Here’s what I really want to tell people reading from a script:
- “Stop Talking’ – I know they’re trying to do their job, but what they’re not being mindful of is my time. I didn’t call to hear you ramble on about solutions that don’t apply to me. I’m tuning you out and getting frustrated by the second. Instead of rambling please LISTEN! After all, I’m calling for my reasons not yours.
- “I don’t trust you!” – Nothing about the words you’re reading sound like they’re meant for me. They’re meant to appease whatever manager handed them down to you. I don’t trust that you have my best interest or needs in mind. When trust is nonexistent your competition can swoop in and steal me away with the lure of lower price.
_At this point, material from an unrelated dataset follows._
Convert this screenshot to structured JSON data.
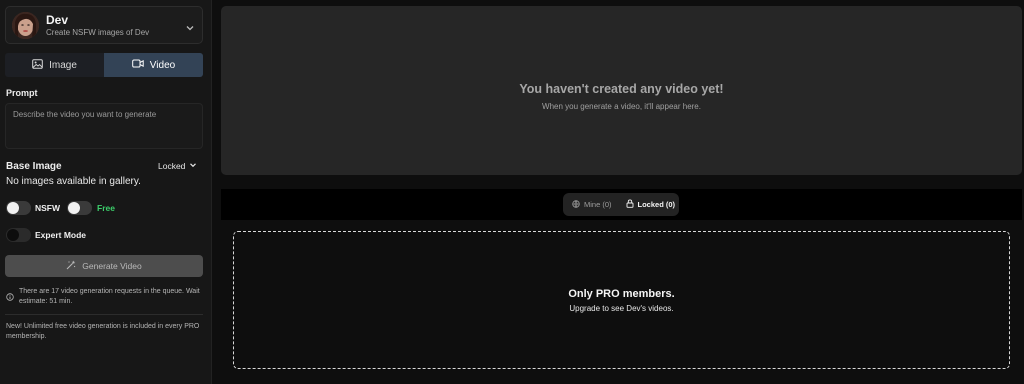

- “Do you repeat this in your sleep?” – I’m honestly curious if the representative, inside sales folk etc. dream about the repetitious words coming out of their mouths. Here’s my fear as a customer care trainer, you’re missing grand opportunities to uniquely find and solve client problems thus creating loyal and lasting relationships.
- “Let them use their Brain!”– And you, Mr. Manager, quit providing them your words. They’ve earned this position for a reason. Your script says “I don’t trust you have the smarts to figure this out on your own.” You’re doing yourself, your company, your employees, and customers a disservice by making their brain take a break while their eyes and mouths take over.
Scripts drive me crazy. It’s not that you can’t have a few guidelines for things to say or not to say. But if I’m calling about a problem with my account and you respond with “How can I exceed your expectations today” I’m probably going to respond with “You can exceed my expectations by not having this problem in the first place.”
Instead: empower your people to be proactive problem solvers. Give them tools and invest in their people knowledge. Allow them to screw up, break their noses, and learn from their mistakes. When you encourage your front line to use their own ideas, words, and data you’re laying a foundation for trust and trust fosters results. Teaching tactics will always trump teaching scripts.